Nippon.com (of the Nippon Communications Foundation) also made an article where they noted how Tsubasa became one of the most likeable fictional characters due to his dream and career in the series which at the same time influenced others. Espin Of noted one of the series' most notable features was how Tsubasa's skills allowed him to perform goals while his training with his teammates also generated appeal to the viewers. His passion for the football and initial relationship with goalkeeper Genzo Wakabayashi was also noted to be worthy notes. THEM Anime Reviews noted that Tsubasa obtained a highly international reputation but found the animation from the 1980s dated in the modern times. Additionally, he found Kojiro Hyuga's actions and his trainer's drinking problems might leave negative impressions on viewers. Nevertheless, they found the story appealing and wished it was licensed for an English release. PublishersWeekly.com highly praised the series, stating that its surprising length proves the success of the series. Additionally, the manga was noted not for only bringing style to football, but also likeable characters which were rightfully adapted in the anime series. In The Imperial Sportive: Sporting Lives in the Service of Modern Japan, Sandra Collins acknowledges Captain Tsubasa and Takehiko Inoue's Slam Dunk as manga that helped to popularize football and basketball, respectively, in Japan during their serializations. Similarly, Miho Koishihara referred to these two manga as responsible for increasing the popularity of their respective sports with the writer noting that Captain Tsubasa focused on realistic growth in comparison to previous works. In Sport, literature, society: cultural historical studies noted the appeal of both the manga and its title character as one of the main reasons for becoming one of Japan's most popular soccer series referencing its popularity throughout its serialization.

A series on which Captain Tsubasa exerted a great influence was Masaya Tsunamoto's Giant Killing.

During the US occupation of Iraq, the Japan Self-Defense Force put Captain Tsubasa stickers on their water trucks.
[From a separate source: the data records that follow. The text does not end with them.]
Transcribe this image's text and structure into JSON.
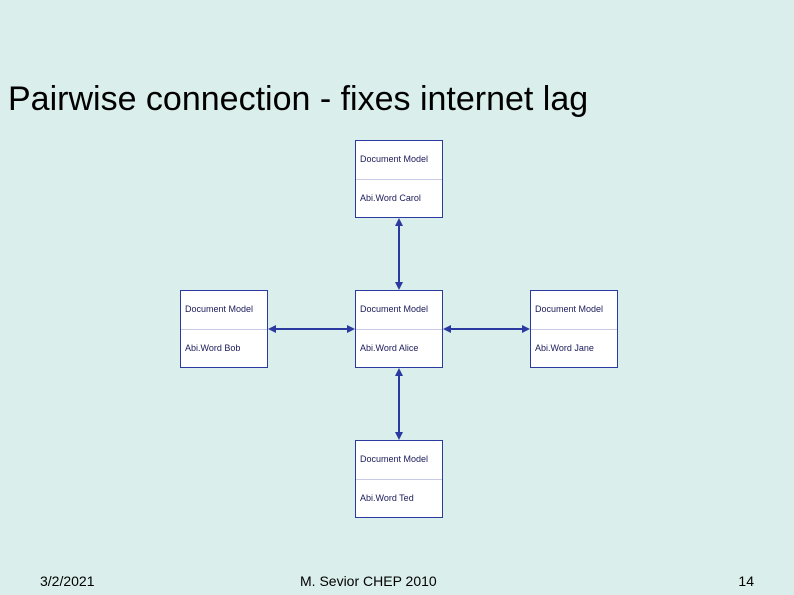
{
  "title": "Pairwise connection - fixes internet lag",
  "nodes": {
    "carol": {
      "doc": "Document Model",
      "client": "Abi.Word Carol"
    },
    "bob": {
      "doc": "Document Model",
      "client": "Abi.Word Bob"
    },
    "alice": {
      "doc": "Document Model",
      "client": "Abi.Word Alice"
    },
    "jane": {
      "doc": "Document Model",
      "client": "Abi.Word Jane"
    },
    "ted": {
      "doc": "Document Model",
      "client": "Abi.Word Ted"
    }
  },
  "footer": {
    "date": "3/2/2021",
    "author": "M. Sevior CHEP 2010",
    "page": "14"
  }
}
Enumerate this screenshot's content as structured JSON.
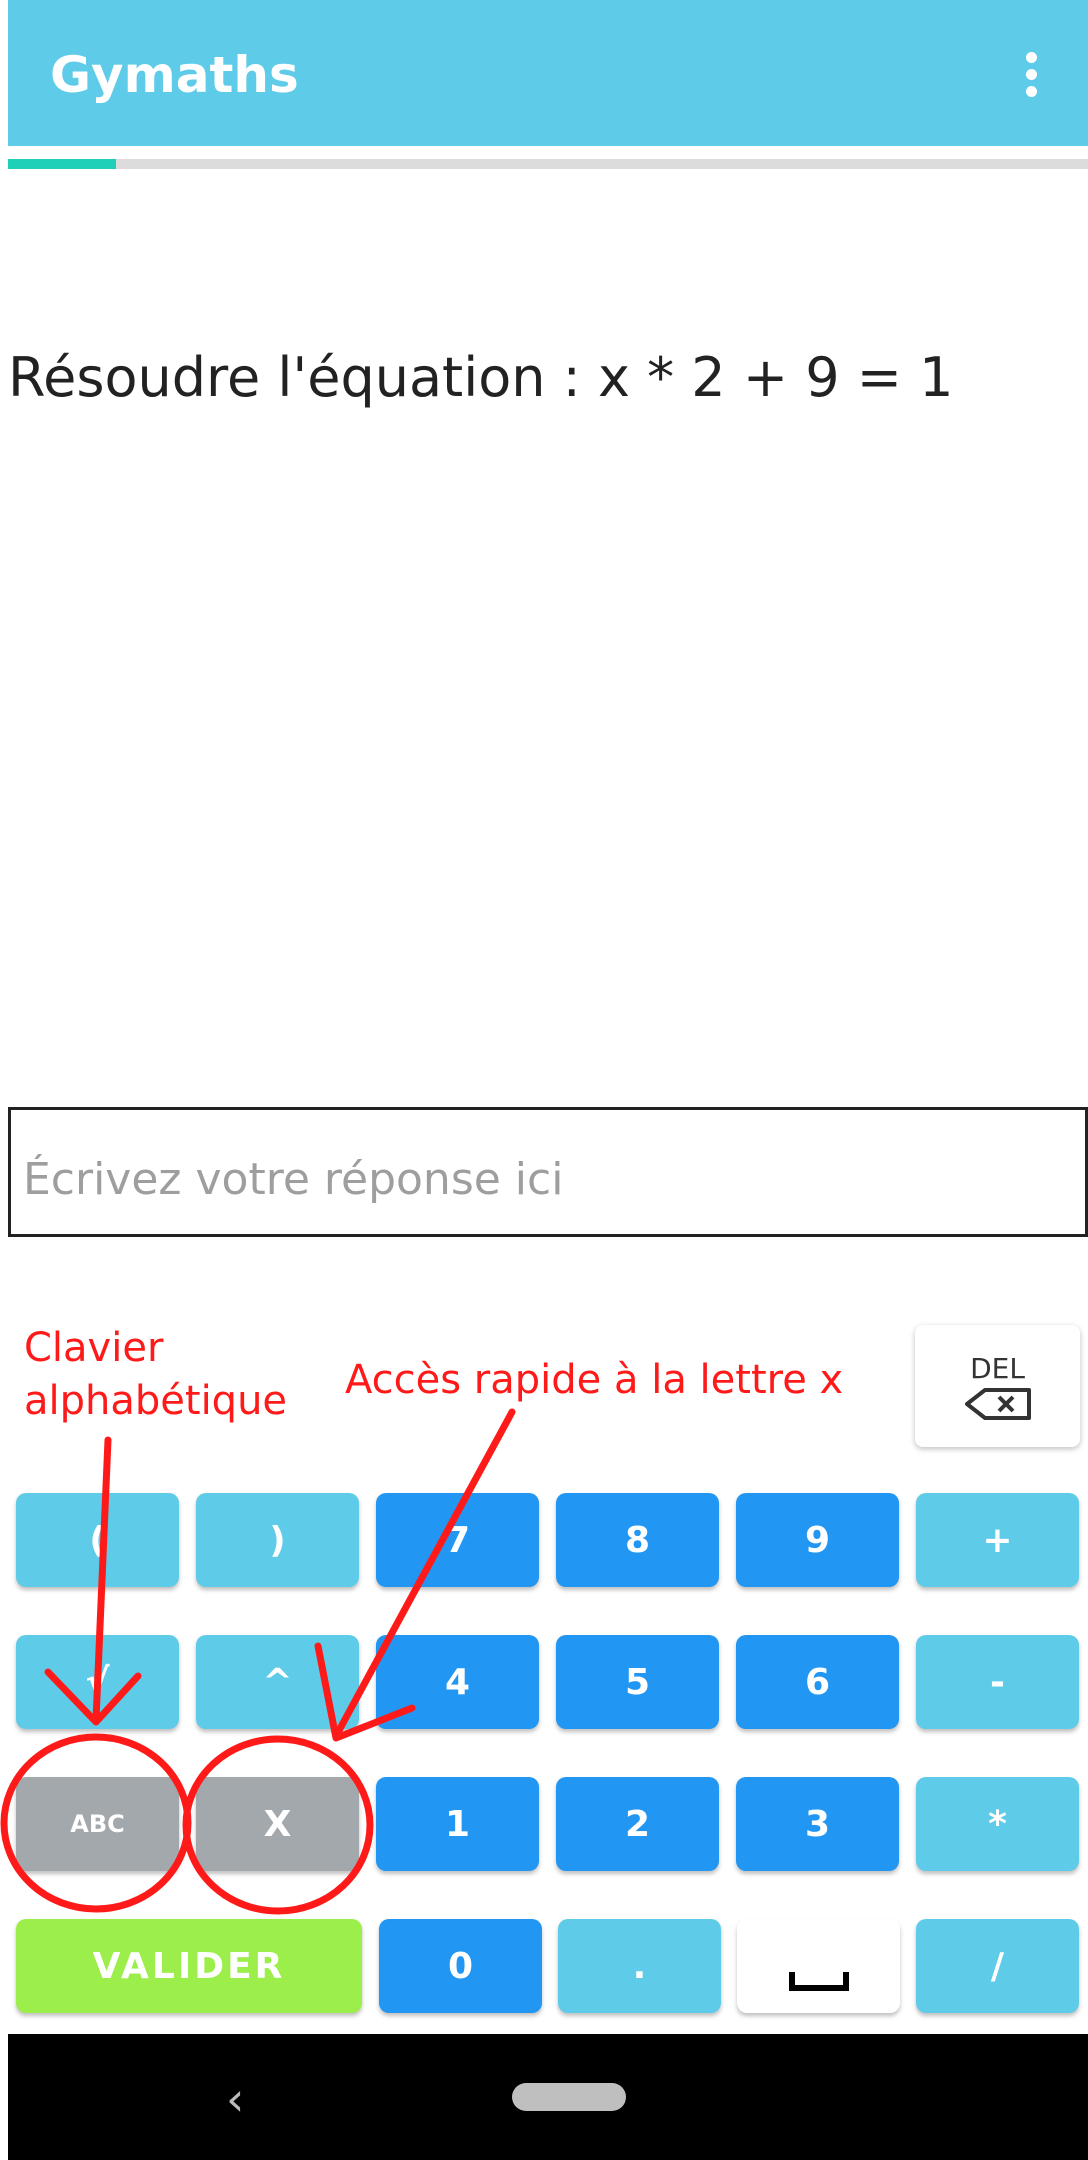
{
  "app": {
    "title": "Gymaths",
    "menu_icon": "more-vert-icon"
  },
  "progress": {
    "fraction": 0.1
  },
  "question": {
    "text": "Résoudre l'équation : x * 2 + 9 = 1"
  },
  "answer": {
    "placeholder": "Écrivez votre réponse ici",
    "value": ""
  },
  "keypad": {
    "del_label": "DEL",
    "del_icon": "backspace-icon",
    "row1": [
      "(",
      ")",
      "7",
      "8",
      "9",
      "+"
    ],
    "row2": [
      "√",
      "^",
      "4",
      "5",
      "6",
      "-"
    ],
    "row3": [
      "ABC",
      "X",
      "1",
      "2",
      "3",
      "*"
    ],
    "row4": [
      "VALIDER",
      "0",
      ".",
      "␣",
      "/"
    ],
    "colors": {
      "light": "#5ecbe8",
      "blue": "#2196f3",
      "gray": "#a3a8ad",
      "green": "#9cee4b"
    }
  },
  "annotations": {
    "left_line1": "Clavier",
    "left_line2": "alphabétique",
    "right": "Accès rapide à la lettre x",
    "color": "#ff1a1a"
  },
  "navbar": {
    "back_icon": "back-chevron-icon",
    "home_icon": "home-pill-icon"
  }
}
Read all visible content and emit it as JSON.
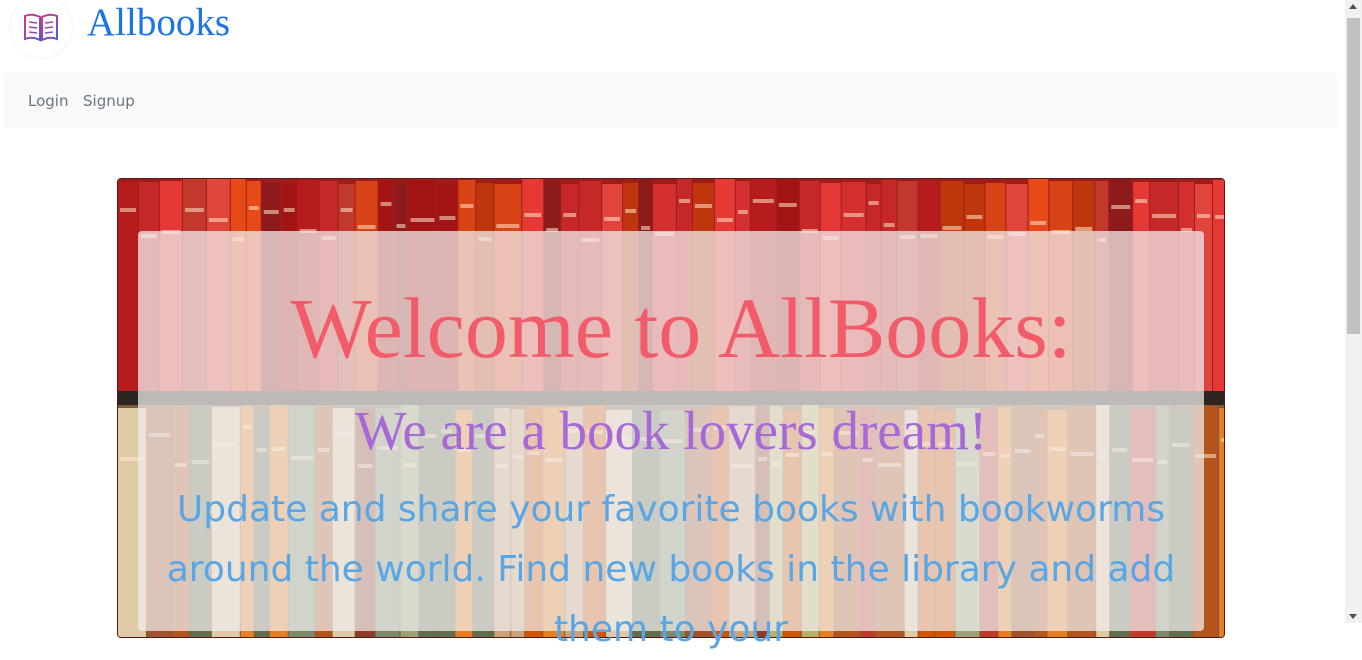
{
  "brand": {
    "name": "Allbooks",
    "logo_icon": "open-book-icon"
  },
  "nav": {
    "login_label": "Login",
    "signup_label": "Signup"
  },
  "hero": {
    "title": "Welcome to AllBooks:",
    "subtitle": "We are a book lovers dream!",
    "paragraph": "Update and share your favorite books with bookworms around the world. Find new books in the library and add them to your",
    "background": "bookshelf-photo",
    "colors": {
      "title": "#f25c6a",
      "subtitle": "#a768d8",
      "paragraph": "#58a6e6"
    }
  },
  "colors": {
    "brand": "#1a73e8",
    "navbar_bg": "#f8f9fa",
    "nav_text": "#6c757d"
  }
}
At the same time, the Japan Foundation provided an Arabic-dubbed season of Captain Tsubasa to the largest television station for free.

In late 2018, the Katsushika City organized the "Captain Tsubasa Cup, Gotta Win!" campaign during the yearly Junior Soccer Tournament to help bring tourists to the city and keep young men active, and gave Takahashi the Honorary Citizen Award for the manga's positive impact on the city.